April 11th 
I have your note of
the 7th and am much obliged
to you for it.1
The newspapers are full of rumors
about Mr. Chase,2 but I cannot
think there is the least foundation
for them. I have had too much
experience in these matters not to
know how almost universally false
such stories are, and I have known
Mr. Chase too long and well to
imagine that he has been governed
by any unworthy motives, in the course
he has taken.
I am pained to be obliged to differ
from him so widely & to find that
he is, as it seems to me, so much
mistaken, but that he is going
to prove false to the principles
he has supported through life,
I do not for an instant believe.
Col. T. W. Higginson
Source: New-York Historical Society. Not to be copied, quoted, or used in any manner without written permission from the New-York Historical Society.
1. On March 31, 1868, after Chase expressed his right as presiding judge to rule on questions of evidence in the impeachment trial, Sumner proposed two motions protesting such right. Both motions were defeated (Congressional Globe, 40th Cong., 2nd sess., supp. 59, 63).
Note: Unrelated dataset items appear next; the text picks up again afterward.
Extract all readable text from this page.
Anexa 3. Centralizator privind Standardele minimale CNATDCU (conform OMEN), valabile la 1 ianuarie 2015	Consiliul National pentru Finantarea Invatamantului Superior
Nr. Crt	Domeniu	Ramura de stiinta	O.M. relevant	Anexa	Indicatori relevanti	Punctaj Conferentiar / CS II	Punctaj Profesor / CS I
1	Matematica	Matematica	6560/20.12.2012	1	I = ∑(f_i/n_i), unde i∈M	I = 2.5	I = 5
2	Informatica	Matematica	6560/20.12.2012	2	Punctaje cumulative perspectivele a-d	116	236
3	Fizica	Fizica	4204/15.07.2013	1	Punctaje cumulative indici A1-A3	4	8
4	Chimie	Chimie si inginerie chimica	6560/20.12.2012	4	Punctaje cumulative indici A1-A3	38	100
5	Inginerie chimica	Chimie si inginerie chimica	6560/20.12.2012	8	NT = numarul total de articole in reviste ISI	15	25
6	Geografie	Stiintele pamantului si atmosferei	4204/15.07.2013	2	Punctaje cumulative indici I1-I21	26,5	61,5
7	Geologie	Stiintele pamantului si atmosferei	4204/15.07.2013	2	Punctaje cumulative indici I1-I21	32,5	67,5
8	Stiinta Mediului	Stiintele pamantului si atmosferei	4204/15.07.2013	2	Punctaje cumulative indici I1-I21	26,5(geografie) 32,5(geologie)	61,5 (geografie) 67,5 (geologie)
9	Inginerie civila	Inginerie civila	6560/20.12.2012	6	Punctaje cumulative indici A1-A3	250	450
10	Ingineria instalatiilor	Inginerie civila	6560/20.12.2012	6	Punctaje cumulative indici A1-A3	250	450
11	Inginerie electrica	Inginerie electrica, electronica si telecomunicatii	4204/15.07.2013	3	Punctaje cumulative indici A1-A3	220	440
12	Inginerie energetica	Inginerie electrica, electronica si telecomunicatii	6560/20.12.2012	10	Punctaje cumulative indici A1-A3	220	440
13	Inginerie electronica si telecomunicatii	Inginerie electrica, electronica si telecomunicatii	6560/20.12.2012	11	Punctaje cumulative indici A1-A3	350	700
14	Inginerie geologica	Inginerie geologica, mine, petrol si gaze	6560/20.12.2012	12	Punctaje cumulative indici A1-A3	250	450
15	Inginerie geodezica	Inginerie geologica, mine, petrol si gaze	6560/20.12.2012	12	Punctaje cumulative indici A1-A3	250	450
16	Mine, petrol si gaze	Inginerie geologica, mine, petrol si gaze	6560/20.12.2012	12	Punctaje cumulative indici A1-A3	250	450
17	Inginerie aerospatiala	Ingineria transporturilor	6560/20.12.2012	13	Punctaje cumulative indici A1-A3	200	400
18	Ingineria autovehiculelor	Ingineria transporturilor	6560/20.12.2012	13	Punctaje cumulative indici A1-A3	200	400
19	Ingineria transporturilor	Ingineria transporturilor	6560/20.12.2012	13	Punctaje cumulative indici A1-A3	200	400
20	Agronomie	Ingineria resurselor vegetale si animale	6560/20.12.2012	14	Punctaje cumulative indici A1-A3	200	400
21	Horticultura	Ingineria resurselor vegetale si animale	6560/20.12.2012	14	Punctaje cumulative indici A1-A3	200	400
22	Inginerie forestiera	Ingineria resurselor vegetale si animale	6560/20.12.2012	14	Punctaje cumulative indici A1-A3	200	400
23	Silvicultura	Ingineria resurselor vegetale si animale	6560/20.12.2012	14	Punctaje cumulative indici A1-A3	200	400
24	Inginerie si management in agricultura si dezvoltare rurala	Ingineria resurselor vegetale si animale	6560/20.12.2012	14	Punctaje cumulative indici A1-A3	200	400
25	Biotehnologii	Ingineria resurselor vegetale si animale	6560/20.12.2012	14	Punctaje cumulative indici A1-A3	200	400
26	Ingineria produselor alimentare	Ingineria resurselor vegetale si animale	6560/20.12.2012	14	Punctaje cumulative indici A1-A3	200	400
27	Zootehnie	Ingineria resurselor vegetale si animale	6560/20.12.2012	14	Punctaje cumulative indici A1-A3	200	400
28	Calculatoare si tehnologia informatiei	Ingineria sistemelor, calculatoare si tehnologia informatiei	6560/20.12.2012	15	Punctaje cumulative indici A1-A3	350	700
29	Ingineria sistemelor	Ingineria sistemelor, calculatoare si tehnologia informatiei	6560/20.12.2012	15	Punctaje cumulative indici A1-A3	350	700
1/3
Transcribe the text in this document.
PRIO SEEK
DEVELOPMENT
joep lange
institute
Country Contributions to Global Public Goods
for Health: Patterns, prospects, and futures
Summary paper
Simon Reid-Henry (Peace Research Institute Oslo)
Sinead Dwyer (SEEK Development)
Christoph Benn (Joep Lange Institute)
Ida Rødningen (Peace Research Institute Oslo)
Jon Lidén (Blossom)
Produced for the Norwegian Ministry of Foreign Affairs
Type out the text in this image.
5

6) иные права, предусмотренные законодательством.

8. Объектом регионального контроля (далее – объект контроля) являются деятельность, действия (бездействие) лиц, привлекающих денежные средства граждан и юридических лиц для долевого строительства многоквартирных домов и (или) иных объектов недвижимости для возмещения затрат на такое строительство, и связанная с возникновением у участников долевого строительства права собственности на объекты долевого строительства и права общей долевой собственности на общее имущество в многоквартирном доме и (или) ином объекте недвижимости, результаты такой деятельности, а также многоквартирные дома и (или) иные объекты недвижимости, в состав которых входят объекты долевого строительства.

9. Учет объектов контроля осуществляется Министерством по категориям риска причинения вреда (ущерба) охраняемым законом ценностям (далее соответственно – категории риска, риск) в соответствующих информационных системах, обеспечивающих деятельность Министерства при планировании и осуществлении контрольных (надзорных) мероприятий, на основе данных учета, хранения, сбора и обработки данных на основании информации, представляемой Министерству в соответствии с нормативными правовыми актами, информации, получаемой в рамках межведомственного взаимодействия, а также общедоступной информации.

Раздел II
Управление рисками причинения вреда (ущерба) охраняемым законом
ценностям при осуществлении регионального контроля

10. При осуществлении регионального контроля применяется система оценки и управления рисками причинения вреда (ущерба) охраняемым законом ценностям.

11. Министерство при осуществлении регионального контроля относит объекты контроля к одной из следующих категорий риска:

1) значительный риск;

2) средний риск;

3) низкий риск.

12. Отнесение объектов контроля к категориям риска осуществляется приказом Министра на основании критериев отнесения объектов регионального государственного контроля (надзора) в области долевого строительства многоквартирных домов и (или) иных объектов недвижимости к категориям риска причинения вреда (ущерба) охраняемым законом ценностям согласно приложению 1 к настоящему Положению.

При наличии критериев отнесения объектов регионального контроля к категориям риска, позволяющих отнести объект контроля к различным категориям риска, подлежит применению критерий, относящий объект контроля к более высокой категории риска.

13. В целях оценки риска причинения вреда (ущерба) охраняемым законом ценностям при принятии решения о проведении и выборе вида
Higginson wrote to thank Sumner for his recent opinion "The Chief Justice, Presiding in the Senate, Cannot Rule or Vote." Higginson to Sumner, April 7, 1868, Beverly Palmer, Papers of Charles Sumner, 41:476; Charles Sumner, Works, 16:98-133).
2. Higginson asked Sumner if he had heard the story that Chase had earlier consulted certain Democrats about the presidential nomination, and advised checking out the story. The New York Tribune (April 1, 1868) and the New York Evening Post (March 23, 1868) printed reports about Chase's possible candidacy in 1868.